October 15, 2006 (LBO) – Sri Lanka’s central bank is talking up the rupee ahead of market opening on Monday, as the currency came under heavy pressure, despite falling oil prices. Analysts estimate that the central bank has spent close to 150 million dollars in the past few weeks defending the rupee. The rupee floated towards 106 to the US dollar this week, after breaking the 105 rupee barrier just days before.
In a statement released after close of business Friday the central bank said the rupees depreciation was connected to an appreciation of the US dollar in international markets, in a move analysts said was an attempt to calm jittery markets.
“The US dollar appreciated by 1.1 per cent against the Euro, 1.2 per cent against the Yen, and 0.89 per cent against the Sterling Pound from end September 2006 to October 12, 2006,” the Central Bank said.
“In that context, Sri Lanka rupee also depreciated by 1.22 per cent against the US dollar over the same period.”
The statement said the Sri Lankan rupee had appreciated against the Yen (0.33 per cent) and Euro (0.14 percent) and compared with the end 2004 rate, has only depreciated against the US dollar by 0.7 per cent.
After falling sharply in the face of massive money printing and inflation in 2004, the rupee appreciated in early 2005 as post tsunami aid flows boosted the balance of payments.

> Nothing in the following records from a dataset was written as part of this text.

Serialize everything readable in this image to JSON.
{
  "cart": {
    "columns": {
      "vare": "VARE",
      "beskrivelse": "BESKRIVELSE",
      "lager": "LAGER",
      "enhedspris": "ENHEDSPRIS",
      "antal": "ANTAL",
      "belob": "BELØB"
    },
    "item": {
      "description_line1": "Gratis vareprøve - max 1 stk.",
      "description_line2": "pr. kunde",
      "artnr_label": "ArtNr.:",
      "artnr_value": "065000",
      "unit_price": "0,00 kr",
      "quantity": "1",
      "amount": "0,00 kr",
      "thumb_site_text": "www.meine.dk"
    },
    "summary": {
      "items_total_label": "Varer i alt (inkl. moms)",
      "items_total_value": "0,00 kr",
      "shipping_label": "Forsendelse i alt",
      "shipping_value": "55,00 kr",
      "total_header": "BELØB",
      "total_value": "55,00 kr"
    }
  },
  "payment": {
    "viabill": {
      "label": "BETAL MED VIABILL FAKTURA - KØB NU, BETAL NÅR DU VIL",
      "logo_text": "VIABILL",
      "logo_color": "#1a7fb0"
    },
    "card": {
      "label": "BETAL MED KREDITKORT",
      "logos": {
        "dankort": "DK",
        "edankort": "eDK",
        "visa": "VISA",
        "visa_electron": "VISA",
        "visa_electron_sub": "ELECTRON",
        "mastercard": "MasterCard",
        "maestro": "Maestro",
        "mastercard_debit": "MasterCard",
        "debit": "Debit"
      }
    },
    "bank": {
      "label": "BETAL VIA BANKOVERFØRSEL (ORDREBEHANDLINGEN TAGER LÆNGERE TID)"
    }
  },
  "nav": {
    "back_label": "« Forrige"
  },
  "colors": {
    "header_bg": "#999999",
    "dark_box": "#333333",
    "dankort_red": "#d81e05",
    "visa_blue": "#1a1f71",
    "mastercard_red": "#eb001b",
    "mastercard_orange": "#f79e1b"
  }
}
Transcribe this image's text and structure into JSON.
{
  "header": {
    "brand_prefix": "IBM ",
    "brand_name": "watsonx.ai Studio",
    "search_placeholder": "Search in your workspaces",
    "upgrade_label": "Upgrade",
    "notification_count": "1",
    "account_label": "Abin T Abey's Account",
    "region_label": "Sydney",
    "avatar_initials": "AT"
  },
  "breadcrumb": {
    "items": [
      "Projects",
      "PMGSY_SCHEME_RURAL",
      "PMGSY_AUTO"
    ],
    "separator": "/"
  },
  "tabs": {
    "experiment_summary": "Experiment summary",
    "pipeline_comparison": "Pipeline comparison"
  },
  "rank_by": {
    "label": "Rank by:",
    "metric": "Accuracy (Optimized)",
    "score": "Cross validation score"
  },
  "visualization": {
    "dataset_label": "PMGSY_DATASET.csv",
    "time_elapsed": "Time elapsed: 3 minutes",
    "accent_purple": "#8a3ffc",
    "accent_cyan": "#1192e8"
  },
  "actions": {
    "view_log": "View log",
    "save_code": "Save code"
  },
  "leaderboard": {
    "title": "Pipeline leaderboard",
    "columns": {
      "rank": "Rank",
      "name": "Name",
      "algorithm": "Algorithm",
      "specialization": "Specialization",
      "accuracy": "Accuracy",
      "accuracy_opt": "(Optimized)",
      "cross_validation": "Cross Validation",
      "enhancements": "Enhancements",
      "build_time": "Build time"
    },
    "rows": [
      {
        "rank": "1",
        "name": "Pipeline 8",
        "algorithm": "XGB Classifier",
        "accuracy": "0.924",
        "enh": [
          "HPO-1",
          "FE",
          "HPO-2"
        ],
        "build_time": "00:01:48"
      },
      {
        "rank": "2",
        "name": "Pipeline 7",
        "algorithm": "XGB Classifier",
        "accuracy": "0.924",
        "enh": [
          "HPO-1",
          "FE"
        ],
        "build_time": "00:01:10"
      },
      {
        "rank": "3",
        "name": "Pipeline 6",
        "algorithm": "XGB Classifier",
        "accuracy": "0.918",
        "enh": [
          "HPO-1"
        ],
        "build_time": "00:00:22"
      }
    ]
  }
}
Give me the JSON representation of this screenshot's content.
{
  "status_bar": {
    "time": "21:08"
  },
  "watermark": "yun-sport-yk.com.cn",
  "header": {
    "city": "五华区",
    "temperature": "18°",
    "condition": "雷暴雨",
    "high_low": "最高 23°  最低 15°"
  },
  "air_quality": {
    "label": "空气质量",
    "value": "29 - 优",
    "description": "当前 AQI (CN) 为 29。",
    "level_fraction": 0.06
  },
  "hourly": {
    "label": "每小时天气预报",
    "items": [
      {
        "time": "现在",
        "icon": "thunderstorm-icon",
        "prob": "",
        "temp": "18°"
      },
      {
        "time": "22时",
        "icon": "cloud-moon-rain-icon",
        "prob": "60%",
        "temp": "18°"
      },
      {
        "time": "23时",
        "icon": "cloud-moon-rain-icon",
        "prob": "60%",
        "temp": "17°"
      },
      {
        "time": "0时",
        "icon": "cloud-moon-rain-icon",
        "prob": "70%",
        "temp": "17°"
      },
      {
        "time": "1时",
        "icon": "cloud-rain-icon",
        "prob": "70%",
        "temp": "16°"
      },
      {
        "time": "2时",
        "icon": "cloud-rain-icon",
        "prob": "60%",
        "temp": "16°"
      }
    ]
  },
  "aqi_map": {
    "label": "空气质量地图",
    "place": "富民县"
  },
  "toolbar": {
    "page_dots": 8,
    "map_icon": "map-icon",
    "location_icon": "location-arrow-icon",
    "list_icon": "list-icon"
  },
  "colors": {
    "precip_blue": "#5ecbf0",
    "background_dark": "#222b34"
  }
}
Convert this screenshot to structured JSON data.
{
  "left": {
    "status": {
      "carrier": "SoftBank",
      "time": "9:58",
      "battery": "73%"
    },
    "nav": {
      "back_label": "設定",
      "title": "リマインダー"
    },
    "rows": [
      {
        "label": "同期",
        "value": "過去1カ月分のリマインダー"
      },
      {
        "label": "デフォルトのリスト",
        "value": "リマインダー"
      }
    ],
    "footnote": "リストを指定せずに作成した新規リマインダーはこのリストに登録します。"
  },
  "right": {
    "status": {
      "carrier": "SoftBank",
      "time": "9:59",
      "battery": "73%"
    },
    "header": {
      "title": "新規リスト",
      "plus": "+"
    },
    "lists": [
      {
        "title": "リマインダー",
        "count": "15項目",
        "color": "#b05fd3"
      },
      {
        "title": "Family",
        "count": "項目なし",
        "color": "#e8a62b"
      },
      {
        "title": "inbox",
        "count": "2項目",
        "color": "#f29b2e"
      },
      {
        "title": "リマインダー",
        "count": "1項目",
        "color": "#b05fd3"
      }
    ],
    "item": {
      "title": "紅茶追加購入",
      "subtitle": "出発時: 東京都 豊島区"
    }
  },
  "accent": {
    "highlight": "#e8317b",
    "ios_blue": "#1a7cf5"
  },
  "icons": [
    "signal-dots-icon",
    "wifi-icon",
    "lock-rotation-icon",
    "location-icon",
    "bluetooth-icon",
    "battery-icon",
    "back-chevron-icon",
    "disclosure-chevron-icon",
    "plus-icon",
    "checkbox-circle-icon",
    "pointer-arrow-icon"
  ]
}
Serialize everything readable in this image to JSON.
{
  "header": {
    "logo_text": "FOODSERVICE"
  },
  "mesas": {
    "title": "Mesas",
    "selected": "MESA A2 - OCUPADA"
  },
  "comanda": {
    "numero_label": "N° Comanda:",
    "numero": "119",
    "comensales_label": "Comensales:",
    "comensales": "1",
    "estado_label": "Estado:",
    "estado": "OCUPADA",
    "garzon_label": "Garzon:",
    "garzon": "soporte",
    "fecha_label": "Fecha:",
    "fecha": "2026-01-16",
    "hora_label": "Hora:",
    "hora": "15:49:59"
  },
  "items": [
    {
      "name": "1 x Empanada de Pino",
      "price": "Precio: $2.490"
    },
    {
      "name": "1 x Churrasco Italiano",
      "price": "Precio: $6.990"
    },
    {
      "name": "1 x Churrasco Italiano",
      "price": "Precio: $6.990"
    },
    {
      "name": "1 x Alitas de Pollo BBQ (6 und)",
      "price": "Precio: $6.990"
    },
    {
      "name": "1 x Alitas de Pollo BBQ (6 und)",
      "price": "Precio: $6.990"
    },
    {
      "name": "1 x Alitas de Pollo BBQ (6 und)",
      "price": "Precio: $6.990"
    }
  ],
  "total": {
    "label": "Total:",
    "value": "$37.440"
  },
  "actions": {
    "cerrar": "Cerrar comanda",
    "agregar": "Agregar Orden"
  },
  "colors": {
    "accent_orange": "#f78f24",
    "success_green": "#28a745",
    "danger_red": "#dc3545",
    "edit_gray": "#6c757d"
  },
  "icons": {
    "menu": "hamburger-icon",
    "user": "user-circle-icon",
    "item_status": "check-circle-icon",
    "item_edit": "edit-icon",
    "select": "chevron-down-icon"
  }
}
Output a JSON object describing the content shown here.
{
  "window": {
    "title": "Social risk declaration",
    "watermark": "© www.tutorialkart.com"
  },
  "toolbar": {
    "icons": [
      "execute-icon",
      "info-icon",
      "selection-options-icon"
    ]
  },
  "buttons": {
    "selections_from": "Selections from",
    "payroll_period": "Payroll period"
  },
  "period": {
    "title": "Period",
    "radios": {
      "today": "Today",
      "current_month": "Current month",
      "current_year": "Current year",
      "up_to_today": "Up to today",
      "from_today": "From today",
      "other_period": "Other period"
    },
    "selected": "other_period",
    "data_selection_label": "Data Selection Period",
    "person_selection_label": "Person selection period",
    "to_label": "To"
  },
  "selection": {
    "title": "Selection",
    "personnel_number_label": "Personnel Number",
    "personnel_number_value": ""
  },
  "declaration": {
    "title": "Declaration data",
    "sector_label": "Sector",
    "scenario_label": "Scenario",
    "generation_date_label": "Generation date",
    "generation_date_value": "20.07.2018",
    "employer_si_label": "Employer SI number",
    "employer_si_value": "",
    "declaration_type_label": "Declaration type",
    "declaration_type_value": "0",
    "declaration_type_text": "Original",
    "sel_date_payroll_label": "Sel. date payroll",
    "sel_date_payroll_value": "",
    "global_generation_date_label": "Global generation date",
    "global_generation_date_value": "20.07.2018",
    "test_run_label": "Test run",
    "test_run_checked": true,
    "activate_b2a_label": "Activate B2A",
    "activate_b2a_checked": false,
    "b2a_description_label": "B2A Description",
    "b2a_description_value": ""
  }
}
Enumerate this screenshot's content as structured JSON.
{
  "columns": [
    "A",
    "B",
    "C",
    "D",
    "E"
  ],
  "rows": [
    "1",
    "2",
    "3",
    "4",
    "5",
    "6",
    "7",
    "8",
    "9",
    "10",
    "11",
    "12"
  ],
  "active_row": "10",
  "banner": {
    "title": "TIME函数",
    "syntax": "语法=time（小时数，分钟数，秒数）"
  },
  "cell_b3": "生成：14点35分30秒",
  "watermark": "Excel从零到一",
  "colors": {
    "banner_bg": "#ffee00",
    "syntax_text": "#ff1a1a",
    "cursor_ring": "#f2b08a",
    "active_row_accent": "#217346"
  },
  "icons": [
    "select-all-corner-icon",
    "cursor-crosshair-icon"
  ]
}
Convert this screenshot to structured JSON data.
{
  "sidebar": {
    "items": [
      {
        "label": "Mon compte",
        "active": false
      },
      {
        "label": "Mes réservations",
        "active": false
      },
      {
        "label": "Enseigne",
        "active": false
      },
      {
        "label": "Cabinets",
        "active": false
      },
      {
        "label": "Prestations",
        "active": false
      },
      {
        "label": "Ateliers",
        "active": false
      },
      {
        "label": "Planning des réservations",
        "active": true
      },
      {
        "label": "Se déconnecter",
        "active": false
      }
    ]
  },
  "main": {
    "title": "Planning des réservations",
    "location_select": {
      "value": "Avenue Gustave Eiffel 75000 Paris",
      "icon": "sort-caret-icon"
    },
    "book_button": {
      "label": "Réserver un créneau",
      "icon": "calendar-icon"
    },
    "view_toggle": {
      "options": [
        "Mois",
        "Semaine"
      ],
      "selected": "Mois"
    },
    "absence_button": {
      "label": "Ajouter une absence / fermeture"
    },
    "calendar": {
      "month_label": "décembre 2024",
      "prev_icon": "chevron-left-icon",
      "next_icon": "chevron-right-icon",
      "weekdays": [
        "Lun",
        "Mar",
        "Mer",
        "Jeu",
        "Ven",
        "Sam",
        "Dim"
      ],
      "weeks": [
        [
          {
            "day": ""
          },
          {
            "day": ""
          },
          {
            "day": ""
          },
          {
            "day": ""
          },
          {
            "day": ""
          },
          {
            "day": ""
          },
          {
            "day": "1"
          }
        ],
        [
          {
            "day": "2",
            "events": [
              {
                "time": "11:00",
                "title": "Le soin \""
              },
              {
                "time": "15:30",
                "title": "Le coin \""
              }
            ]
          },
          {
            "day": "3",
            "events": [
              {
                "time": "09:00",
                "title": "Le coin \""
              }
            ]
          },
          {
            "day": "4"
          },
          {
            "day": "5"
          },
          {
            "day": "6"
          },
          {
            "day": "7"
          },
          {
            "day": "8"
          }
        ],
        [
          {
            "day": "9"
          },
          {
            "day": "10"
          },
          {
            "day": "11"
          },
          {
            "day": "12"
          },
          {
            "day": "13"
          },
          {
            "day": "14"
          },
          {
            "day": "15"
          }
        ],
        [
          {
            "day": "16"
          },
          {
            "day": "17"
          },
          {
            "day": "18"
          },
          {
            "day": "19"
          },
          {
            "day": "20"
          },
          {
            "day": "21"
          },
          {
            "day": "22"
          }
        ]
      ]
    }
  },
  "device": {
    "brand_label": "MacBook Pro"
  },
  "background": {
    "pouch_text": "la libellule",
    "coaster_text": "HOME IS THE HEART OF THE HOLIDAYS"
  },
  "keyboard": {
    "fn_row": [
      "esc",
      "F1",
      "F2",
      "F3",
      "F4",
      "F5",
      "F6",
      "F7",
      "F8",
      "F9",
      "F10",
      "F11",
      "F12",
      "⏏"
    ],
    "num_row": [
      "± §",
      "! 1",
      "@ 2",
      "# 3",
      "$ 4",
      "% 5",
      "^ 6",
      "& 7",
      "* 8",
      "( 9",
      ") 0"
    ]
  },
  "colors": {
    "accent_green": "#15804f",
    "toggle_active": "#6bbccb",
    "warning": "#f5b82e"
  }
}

Since the tsunami the rupee has appreciated against other major currencies such as Euro (7.4 per cent), Yen (15.1 per cent) and Sterling Pound (2.7 per cent).
Analysts had warned that continuing inflation was making the rupee overvalued, and exports would suffer, while continuing money printing this year, and a reluctance to tighten monetary policy will put further pressure on the exchange rate.
However Central Bank says exports performance has been good in August with the country earning 734 million dollars.
“The expenditure on imports increased substantially due to high petroleum imports as well as motor vehicles and other consumer imports with the rising income levels of Sri Lankans,” the statement said.
“The Central Bank has allowed the market forces to determine the exchange rate since 2001, and has been intervening only to mitigate excessive volatility in the foreign exchange market.”